Правдивы только некрологи. Эти черные рамки. Снова погиб восемнадцатилетний — —
Я уже хочу оторваться от газеты. Когда совесть выставит рожки из раковины своей, станет горько. Мне будет не в радость долгий летний день, и вечернее свидание кончится провалом. Но именно в тот миг. когда я собрался отшвырнуть газету, меня задела коротенькая хроникальная заметка на последней странице:
«ЗАБАСТОВКА МОГИЛЬЩИКОВ.
По поступившим сообщениям, могильщики городского кладбища объявили забастовку. Их требования еще не ясны. Ясно лишь одно: сегодня покойников хоронить не будут».
Мой день, мой новый, вымечтанный день становится кверху тормашками. Меня вздымает безумная потусторонняя сила, точно хохот скелетов. Я уже сегодня не смогу работать. Свидание похоронено. Пойду, пожалуй, посмотрю и послушаю, как бастует могильщики.
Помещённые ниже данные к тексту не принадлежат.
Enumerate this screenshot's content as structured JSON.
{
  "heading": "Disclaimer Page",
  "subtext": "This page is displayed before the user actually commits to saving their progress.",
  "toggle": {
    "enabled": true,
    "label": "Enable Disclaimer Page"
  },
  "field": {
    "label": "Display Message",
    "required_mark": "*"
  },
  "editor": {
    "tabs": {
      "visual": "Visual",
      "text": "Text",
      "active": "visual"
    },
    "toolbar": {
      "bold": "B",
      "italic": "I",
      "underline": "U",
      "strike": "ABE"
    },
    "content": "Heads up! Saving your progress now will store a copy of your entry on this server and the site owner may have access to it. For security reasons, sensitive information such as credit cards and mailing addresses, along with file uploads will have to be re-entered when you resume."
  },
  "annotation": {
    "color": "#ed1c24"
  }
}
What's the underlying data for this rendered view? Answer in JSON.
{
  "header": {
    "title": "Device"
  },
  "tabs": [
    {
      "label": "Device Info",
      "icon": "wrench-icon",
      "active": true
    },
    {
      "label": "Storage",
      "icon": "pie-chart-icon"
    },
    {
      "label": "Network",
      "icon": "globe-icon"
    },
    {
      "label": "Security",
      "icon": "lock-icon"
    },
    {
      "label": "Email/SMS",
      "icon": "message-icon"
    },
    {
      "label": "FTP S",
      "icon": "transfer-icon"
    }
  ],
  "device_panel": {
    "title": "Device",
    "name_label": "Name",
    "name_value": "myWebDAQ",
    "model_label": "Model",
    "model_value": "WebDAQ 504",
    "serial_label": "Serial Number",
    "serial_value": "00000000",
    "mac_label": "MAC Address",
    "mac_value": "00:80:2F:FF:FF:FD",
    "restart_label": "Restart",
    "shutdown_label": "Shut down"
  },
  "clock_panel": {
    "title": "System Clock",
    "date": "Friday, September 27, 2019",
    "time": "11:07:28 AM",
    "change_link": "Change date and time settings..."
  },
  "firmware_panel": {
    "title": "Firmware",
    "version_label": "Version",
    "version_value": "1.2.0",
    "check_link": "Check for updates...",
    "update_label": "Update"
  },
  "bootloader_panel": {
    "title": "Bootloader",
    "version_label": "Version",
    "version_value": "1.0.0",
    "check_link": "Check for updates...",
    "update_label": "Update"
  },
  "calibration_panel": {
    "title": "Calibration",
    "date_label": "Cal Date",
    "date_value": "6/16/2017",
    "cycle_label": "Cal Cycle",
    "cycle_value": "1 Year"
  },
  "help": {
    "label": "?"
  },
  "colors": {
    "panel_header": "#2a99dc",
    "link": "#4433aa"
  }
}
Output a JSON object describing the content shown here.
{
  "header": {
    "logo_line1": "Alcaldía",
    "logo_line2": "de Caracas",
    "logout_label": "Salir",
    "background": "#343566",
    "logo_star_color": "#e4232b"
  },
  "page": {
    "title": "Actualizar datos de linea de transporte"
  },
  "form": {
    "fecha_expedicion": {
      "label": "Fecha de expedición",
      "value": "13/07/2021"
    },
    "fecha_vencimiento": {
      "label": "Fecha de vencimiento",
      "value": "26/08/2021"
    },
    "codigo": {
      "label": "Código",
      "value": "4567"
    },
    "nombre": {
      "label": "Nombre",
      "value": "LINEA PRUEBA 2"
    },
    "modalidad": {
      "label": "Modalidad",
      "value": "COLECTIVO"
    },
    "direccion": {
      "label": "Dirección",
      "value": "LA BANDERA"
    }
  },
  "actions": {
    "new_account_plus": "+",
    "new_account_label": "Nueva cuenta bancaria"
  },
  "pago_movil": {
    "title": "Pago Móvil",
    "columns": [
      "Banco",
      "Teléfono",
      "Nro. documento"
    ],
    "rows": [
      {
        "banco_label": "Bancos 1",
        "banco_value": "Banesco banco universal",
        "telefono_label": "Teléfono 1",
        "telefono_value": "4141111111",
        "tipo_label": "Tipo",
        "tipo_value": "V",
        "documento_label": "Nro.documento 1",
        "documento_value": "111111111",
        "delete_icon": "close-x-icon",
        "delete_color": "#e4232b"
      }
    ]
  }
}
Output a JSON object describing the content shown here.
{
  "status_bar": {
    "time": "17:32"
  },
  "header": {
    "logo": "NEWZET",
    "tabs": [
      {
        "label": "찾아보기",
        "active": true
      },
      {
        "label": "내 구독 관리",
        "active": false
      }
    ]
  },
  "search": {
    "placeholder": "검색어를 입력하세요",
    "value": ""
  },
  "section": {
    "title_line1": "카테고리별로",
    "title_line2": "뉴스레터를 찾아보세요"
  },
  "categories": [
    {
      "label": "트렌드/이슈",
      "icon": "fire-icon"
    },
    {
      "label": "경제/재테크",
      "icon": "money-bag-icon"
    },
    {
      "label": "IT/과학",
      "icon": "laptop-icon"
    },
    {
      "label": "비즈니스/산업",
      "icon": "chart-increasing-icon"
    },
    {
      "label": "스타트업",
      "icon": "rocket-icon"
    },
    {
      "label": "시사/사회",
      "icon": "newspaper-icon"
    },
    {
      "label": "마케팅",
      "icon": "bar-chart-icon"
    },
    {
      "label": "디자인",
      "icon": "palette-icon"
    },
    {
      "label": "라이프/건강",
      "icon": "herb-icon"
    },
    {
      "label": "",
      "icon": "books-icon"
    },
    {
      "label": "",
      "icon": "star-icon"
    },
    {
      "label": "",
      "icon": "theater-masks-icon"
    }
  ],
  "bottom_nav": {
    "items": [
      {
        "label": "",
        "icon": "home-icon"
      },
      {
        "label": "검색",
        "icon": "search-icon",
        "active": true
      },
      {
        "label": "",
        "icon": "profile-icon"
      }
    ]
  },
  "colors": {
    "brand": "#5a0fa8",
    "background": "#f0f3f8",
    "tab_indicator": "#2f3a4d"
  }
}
4Ворота кладбища распахнуты с поклоном, точно приглашают к танцу. Тем лучше, можно приблизиться, можно войти. Но только живым. Мертвым вход воспрещен, точно малолетним на эротический фильм.
Я по-мазохистски безжалостно ущипнул себя, чтобы ощутить свое существование, и острое эхо боли подтвердило, что я отношусь к живым. От боли расходятся вибрирующие круги ассоциаций: я вспоминаю рыжеволосого ребе Ицика-Мишаэля. Как-то, когда тот задремал за пюпитром, я шутки ради приклеил его бороду гуммиарабиком к Гемаре[22]. Пока он отдирал бороду от книги, он не издал ни звука. Редко мой ребе так доброжелательно улыбался. Но он тотчас же унюхал виновного. Клещами своих прокуренных пальцев он ухватил меня за щеку. И вместе со сладостной мукой в меня на долгие годы внедрился его жгучего табака.
Ха, кого я вижу? Его, моего ребе: ни капли не постарел. То же лицо, что и полвека тому назад, обрамленное бородой и пейсами, точно вязанкой лука. Только там, где борода, свисает прозрачная луковая шелуха. Да еще шляпа стала старше, а поля ее — шире.
Родненькие мои, как такое возможно? Ведь я сам провожал его гроб на кладбище в Иерусалиме-Литовском![23] Просил прощения за приклеенную бороду. Я даже помню коня в похоронной упряжке, торжественно наряженного в черный конский фрак. Из двух дыр торчали подвижные уши, а в две другие глядели льдисто-черные зрачки. Я также помню хриплый скрежет колес. Их спицы проворачивались тихонько, вперед-назад, и мне казалось, что это стрелки каких-то загробных часов. Сеющийся снег предшествовал черному коню, и снег этот был душой моего ребе.
Так он что, восстал из мертвых в стране праотцев? Здесь Ицик-Мишаэль — глава поминальщиков. Вокруг него кольцом, наподобие упавшего колеса катафалка, стоят могильщики. Каждый с лопатой на плече, как с винтовкой. Он зажигательно подзадоривает их на каком-то странном языке.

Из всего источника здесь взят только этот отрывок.